The economies of most South Pacific islands are expected to contract this year due to weak tourism and remittances, the Asian Development Bank said Monday. The global economy is showing signs of stabilizing, but the full impact from the downturn in the US, Australia and New Zealand has yet to hit 14 island nations in the region monitored by the Manila-based lender.
Excluding the resource-rich Papua New Guinea and East Timor, economic growth in the Pacific is forecast to contract by 0.4 per cent this year after posting 5.1 per cent growth last year, the ADB said in a report.
Including those two nations, where the discovery of oil and other commodities are lifting growth prospects, regional economic growth will expand 2.8 per cent, it said.
Five other major economies — the Cook Islands, Fiji, Palau, Samoa and Tonga — are all expected to contract. No growth is projected in the Solomon Islands because of falling log prices.

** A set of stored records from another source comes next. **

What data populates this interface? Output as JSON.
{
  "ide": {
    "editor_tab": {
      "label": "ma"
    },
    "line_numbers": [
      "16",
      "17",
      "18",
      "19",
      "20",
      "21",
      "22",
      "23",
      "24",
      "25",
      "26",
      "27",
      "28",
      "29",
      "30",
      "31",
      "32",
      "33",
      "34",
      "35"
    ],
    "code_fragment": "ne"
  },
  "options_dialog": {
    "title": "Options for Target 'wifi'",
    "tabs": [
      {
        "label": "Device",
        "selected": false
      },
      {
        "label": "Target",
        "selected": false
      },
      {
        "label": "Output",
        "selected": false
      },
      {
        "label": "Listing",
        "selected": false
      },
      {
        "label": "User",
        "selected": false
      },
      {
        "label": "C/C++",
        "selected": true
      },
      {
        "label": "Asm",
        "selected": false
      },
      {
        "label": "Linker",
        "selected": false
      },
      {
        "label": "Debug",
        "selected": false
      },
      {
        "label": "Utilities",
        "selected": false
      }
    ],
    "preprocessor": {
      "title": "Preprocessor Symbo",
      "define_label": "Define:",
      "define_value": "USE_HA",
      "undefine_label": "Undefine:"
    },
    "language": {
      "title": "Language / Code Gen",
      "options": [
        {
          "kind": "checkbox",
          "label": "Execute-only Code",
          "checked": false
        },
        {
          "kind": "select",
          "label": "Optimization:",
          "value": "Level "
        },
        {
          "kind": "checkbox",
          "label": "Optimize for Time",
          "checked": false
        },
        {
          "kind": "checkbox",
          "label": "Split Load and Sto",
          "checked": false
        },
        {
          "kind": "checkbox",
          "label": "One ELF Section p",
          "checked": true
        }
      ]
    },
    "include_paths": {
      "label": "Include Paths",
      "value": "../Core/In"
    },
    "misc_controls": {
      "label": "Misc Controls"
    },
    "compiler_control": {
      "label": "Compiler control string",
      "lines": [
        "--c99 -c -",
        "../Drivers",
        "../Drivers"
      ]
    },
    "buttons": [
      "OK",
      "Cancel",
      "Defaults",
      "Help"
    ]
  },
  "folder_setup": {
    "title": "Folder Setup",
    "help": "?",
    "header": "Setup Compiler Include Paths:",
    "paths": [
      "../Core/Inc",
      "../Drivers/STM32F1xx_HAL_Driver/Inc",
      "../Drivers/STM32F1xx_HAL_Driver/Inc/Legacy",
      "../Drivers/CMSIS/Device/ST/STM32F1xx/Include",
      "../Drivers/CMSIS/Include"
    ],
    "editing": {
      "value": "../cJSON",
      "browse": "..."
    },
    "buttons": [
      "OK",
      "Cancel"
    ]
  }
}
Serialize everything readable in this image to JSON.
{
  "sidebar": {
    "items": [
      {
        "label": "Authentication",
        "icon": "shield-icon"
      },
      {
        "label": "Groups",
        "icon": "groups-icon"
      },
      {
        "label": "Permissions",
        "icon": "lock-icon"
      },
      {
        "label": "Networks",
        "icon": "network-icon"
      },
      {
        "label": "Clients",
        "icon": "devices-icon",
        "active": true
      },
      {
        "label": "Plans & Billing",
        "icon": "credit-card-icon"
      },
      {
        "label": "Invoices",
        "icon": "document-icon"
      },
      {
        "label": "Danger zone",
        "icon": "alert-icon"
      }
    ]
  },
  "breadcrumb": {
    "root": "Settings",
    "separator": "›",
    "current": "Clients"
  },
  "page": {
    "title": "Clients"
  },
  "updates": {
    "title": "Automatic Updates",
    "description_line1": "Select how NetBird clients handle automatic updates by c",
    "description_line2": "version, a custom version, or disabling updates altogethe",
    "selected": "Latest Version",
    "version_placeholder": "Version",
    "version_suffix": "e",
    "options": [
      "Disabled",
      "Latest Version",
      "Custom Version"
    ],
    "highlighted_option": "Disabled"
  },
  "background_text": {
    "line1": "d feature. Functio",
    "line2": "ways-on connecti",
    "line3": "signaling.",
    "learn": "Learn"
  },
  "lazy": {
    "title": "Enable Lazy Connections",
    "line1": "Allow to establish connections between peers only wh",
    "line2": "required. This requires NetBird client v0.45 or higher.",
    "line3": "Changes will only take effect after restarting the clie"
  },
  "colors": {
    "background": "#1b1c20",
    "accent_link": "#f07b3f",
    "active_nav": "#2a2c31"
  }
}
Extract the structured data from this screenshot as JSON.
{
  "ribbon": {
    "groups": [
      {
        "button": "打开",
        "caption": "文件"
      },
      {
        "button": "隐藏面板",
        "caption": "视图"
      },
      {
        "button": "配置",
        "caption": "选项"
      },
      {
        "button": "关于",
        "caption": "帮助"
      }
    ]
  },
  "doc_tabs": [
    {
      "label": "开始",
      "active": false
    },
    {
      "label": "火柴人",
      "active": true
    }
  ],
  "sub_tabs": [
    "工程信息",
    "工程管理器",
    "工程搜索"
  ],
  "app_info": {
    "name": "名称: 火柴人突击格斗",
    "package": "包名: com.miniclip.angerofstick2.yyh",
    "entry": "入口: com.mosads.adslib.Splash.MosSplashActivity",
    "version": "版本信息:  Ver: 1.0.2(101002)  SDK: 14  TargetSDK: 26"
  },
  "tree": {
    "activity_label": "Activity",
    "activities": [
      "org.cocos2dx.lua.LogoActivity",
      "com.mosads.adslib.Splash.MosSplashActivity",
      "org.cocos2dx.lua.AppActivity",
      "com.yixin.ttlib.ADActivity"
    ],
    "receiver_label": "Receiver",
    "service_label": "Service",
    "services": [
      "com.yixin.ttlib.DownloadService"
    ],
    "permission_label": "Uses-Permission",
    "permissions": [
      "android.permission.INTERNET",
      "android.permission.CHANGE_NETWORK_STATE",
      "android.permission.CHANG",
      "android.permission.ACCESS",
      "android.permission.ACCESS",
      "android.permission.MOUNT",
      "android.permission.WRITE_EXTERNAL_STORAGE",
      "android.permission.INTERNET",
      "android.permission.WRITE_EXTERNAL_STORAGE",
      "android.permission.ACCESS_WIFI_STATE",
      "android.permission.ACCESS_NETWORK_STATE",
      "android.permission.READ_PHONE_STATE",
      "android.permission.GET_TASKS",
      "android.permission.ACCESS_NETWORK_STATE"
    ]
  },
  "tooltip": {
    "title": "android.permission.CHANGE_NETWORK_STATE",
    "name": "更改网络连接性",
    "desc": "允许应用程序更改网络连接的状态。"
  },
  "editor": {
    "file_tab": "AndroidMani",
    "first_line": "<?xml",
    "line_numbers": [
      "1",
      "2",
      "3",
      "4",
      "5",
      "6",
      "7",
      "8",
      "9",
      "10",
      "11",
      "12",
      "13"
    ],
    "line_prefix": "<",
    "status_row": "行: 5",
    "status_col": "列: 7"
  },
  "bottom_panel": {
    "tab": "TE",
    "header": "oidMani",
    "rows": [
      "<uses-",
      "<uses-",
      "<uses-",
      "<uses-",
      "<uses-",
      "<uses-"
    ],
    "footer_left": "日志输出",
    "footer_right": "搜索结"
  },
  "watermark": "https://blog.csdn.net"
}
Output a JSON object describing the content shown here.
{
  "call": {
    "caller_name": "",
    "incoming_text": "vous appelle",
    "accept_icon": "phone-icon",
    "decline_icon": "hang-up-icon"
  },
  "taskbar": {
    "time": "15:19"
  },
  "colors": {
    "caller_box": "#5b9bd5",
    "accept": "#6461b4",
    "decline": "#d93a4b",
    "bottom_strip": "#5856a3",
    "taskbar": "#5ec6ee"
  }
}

Australian tourists have begun returning to Fiji, but growth in tourism was seen to be slowing elsewhere until next year.
Inflation has eased across the region except in Fiji, although the recent rise in crude prices may push up inflation for the rest of year. Low or negative economic growth in most of the Pacific states in the past decade has held back development, with only six of the 14 countries recording a slight improvement in gross domestic output per person over the 10 years.
The 14 nations include East Timor, Marshall Islands, Fiji, the Solomon Islands, Papua New Guinea, Kiribati, the Cook Islands, Tonga, Samoa, Palau, Vanuatu, Tuvalu, the Federated States of Micronesia and Nauru.